E é aí que a escolha do ballet “O Lago dos Cisnes” foi perfeita. A história trata o tempo todo de dualidades: cisne branco e negro, perfeição e obsessão, pureza e perversidade, bondade e maldade. E obriga a Nina a mexer com um lado totalmente adormecido porque, durante toda a sua vida, ela só alimentou o lado “bom”.
Todo mundo fala que todo artista beira à loucura. E é justamente por isso… porque ele tem que se aproximar muito de características que, às vezes, podem ser muito diferentes da personalidade dele. E muitos artistas não têm psicológico pra isso. Um bom exemplo é o caso do Heath Ledger que se matou logo após interpretar o Coringa do Batman. O mesmo personagem foi interpretado, anos antes, por Jack Nicholson que, quando soube da morte de Ledger, comentou que sempre soube que ele não tinha psicológico para interpretar o Coringa. Além disso, muitos amigos próximos do ator disseram que o personagem estava mexendo muito com ele.

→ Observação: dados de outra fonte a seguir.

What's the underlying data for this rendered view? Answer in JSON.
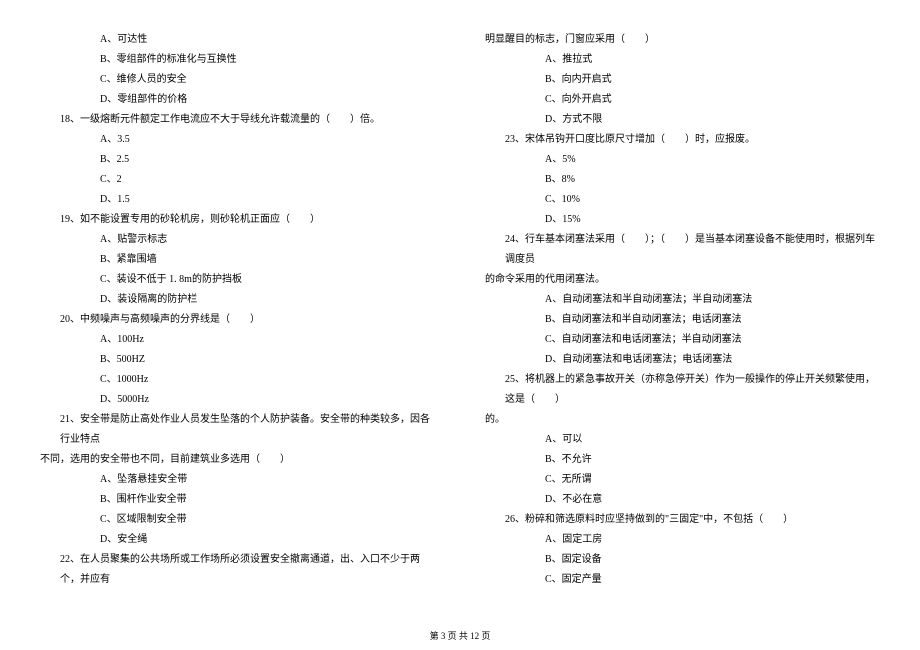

Outro exemplo, é de uma excelente bailarina que eu conheço que dançava flamenco. Muitas pessoas já me disseram que ela era excelente dançando Flamenco, mas que os sentimentos e emoções levados à flor da pele mexiam muito com ela e ela passou a ter uma série de problemas por causa isso, tendo que abandonar o Flamenco e a se dedicar somente ao contemporâneo e ao ballet clássico.

Por isso tudo é que eu acho que esse filme retrata perfeitamente a realidade das pessoas que vivem da arte ou tão próximas a ela. Acho que estes exemplos são o mesmo caso da Nina do filme, só que em proporções e contextos diferentes.

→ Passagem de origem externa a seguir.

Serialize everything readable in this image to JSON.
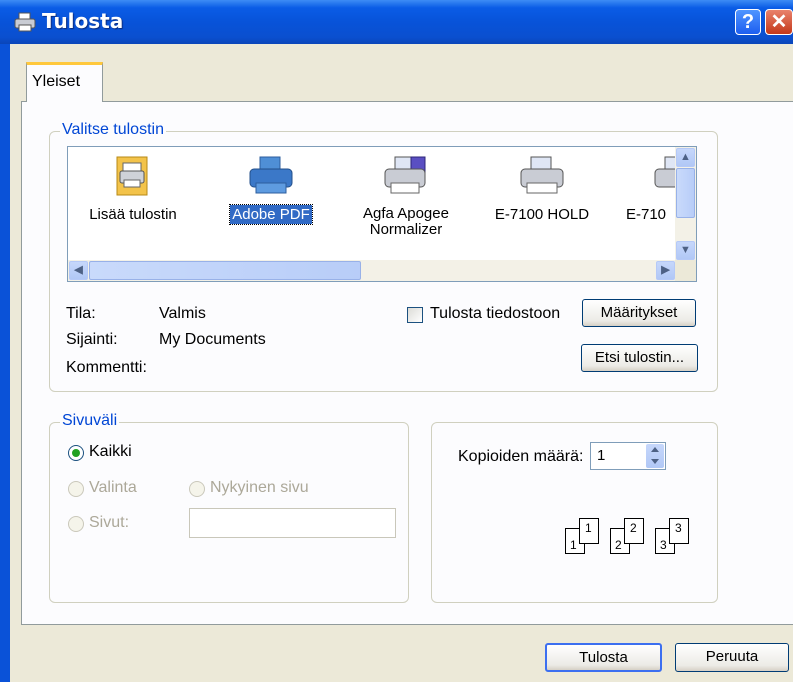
{
  "window": {
    "title": "Tulosta",
    "help_label": "?",
    "close_label": "✕"
  },
  "tabs": [
    {
      "label": "Yleiset"
    }
  ],
  "select_printer": {
    "group_label": "Valitse tulostin",
    "printers": [
      {
        "label": "Lisää tulostin",
        "icon": "add-printer-icon"
      },
      {
        "label": "Adobe PDF",
        "icon": "printer-icon",
        "selected": true
      },
      {
        "label": "Agfa Apogee\nNormalizer",
        "icon": "printer-icon"
      },
      {
        "label": "E-7100 HOLD",
        "icon": "printer-icon"
      },
      {
        "label": "E-710",
        "icon": "printer-icon"
      }
    ],
    "status_label": "Tila:",
    "status_value": "Valmis",
    "location_label": "Sijainti:",
    "location_value": "My Documents",
    "comment_label": "Kommentti:",
    "print_to_file_label": "Tulosta tiedostoon",
    "print_to_file_checked": false,
    "preferences_button": "Määritykset",
    "find_printer_button": "Etsi tulostin..."
  },
  "page_range": {
    "group_label": "Sivuväli",
    "all_label": "Kaikki",
    "selection_label": "Valinta",
    "current_page_label": "Nykyinen sivu",
    "pages_label": "Sivut:",
    "pages_value": "",
    "selected_option": "Kaikki"
  },
  "copies": {
    "label": "Kopioiden määrä:",
    "value": "1",
    "collate_pages": [
      "1",
      "1",
      "2",
      "2",
      "3",
      "3"
    ]
  },
  "footer": {
    "print_button": "Tulosta",
    "cancel_button": "Peruuta"
  },
  "colors": {
    "titlebar": "#0a52d8",
    "dialog_bg": "#ece9d8",
    "group_label": "#0046d5",
    "selection": "#316ac5"
  }
}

A Lilly, interpretada por Mila Kunis, eu entendo como uma pessoa que ela gostaria de ser e não teve oportunidade devido ao controle da mãe e a disciplina imposta pelo ballet clássico. Talvez por isso, ela ficasse tão obcecada pela imagem da colega de dança.

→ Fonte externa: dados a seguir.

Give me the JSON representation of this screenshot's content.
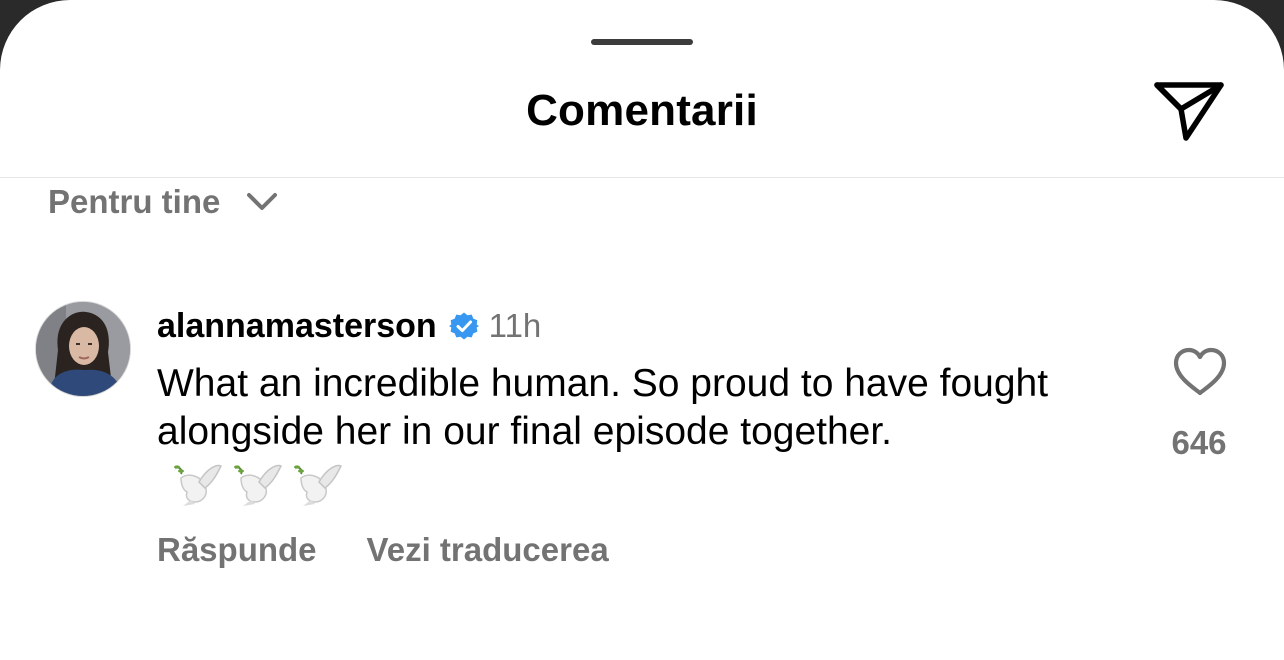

A auto-sabotagem também é outro assunto muito bem abordado no filme. Na verdade, foi uma das primeiras coisas que eu notei. Os repetidos machucados no pé ou as feridas nas costas, são coisas que nós fazemos sempre, mas não notamos que é sabotagem. Que bailarino nunca cutucou o dedão do pé às vésperas de uma apresentação importante? Mesmo na intenção de curar a ferida, nós sabemos que são grandes as chances de machucar mais ainda. Sabemos que tem gente especializada para cuidar disso, mas mesmo assim nós fazemos isso e, na maioria das vezes, dançamos com os pés machucados. Isso é bem representado pelas costas que ela não nota que está ferindo ou pelas peles que ela puxa dos dedos dos pés e das mãos. O filme mistura o tempo todo a realidade da alucinação. E me arrisco a dizer que é a mesma mistura que fazemos na nossa vida.
Além de toda essa trama psicológica, a direção é excelente. As cenas são lindas, envolventes, dinâmicas e fortes. É impossível tirar os olhos da tela.
Com certeza ainda vou pensar em mais coisas depois que postar esse texto. Vou ver o filme novamente para tentar entender melhor. Vale muito a pena, principalmente se você também é artista.